We Are Many revisits the anti-war marches of 15 February 2003. On that date there were demonstrations in 789 cities across 72 countries, plus Antarctica, attended by many millions of people of all ages, creeds and colours, none of them frightfully persuaded by the neocon project — eventual cost: $6 trillion — to give that goddamn Saddam a biff on the conk.
In this powerful account of the epic failure of public opinion — and of the House of Commons — the usual suspects say their piece about peace. There’s the estimable Jerry Corbyn, Noam Chomsky, the late Tony Benn, Jesse Jackson, Clare Short, Ken Loach and Tariq Ali. The self-beatifying Sir Richard Branson very nearly saved the world by laying on a secret plane to fly Mandela to Baghdad to talk Saddam into exile. And joining the ranks of statutory thespians and many weeping peace activists are Messrs Albarn and Eno.

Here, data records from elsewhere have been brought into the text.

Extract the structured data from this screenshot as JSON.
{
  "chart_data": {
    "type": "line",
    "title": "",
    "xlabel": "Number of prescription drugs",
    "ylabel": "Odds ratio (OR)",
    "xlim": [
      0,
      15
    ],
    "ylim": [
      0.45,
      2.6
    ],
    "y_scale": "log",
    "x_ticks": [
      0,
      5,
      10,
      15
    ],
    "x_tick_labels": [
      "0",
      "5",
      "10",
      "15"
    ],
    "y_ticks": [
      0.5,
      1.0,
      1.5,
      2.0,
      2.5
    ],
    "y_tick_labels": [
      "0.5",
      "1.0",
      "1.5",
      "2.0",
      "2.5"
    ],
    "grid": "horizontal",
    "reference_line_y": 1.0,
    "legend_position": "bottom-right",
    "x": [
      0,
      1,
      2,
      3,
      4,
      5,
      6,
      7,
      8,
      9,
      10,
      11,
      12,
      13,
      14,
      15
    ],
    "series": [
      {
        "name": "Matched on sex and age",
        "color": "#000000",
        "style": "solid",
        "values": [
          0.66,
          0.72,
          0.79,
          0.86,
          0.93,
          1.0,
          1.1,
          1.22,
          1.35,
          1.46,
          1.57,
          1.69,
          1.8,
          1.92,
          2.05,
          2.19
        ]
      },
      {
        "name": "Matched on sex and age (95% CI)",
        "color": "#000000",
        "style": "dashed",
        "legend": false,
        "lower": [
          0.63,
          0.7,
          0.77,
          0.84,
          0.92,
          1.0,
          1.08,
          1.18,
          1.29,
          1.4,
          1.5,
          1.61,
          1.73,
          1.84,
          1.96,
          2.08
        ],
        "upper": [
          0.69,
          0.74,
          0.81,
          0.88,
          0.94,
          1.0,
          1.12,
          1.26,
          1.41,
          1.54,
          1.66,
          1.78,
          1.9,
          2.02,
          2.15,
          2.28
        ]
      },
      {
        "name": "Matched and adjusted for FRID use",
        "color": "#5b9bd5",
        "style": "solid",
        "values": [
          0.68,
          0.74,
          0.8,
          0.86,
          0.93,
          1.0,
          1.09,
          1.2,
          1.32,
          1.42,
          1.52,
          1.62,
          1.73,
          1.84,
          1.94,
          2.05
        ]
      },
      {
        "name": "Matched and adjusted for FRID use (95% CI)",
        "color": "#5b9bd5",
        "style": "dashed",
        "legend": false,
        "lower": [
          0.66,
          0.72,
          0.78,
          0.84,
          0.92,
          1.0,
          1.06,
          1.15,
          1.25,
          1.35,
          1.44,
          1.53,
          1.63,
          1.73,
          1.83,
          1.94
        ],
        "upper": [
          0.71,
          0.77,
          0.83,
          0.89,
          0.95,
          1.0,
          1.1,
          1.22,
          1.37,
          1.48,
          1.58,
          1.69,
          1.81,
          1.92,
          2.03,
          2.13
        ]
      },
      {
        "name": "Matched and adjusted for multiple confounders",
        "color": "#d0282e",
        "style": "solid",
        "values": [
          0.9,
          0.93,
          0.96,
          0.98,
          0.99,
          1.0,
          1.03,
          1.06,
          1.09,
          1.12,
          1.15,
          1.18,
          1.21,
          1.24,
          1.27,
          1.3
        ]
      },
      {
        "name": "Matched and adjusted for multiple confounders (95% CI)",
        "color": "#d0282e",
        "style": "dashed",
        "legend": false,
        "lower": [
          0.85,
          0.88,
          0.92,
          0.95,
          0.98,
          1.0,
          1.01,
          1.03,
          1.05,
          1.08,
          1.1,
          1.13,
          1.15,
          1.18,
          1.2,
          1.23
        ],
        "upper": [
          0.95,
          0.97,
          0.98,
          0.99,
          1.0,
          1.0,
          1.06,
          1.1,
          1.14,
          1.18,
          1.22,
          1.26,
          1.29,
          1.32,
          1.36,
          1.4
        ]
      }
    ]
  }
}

‘I feel that I speak for a growing number of people in this country,’ Damon Albarn, descended from a long line of conchies, told a news crew at the time. If it had been Noel Gallagher, the Britpopper who once went to drinkies at No. 10, maybe Blair would have listened. Brian Eno recalled writing to the government requesting a copy of the sexed-up dossier, though not in that exact wording.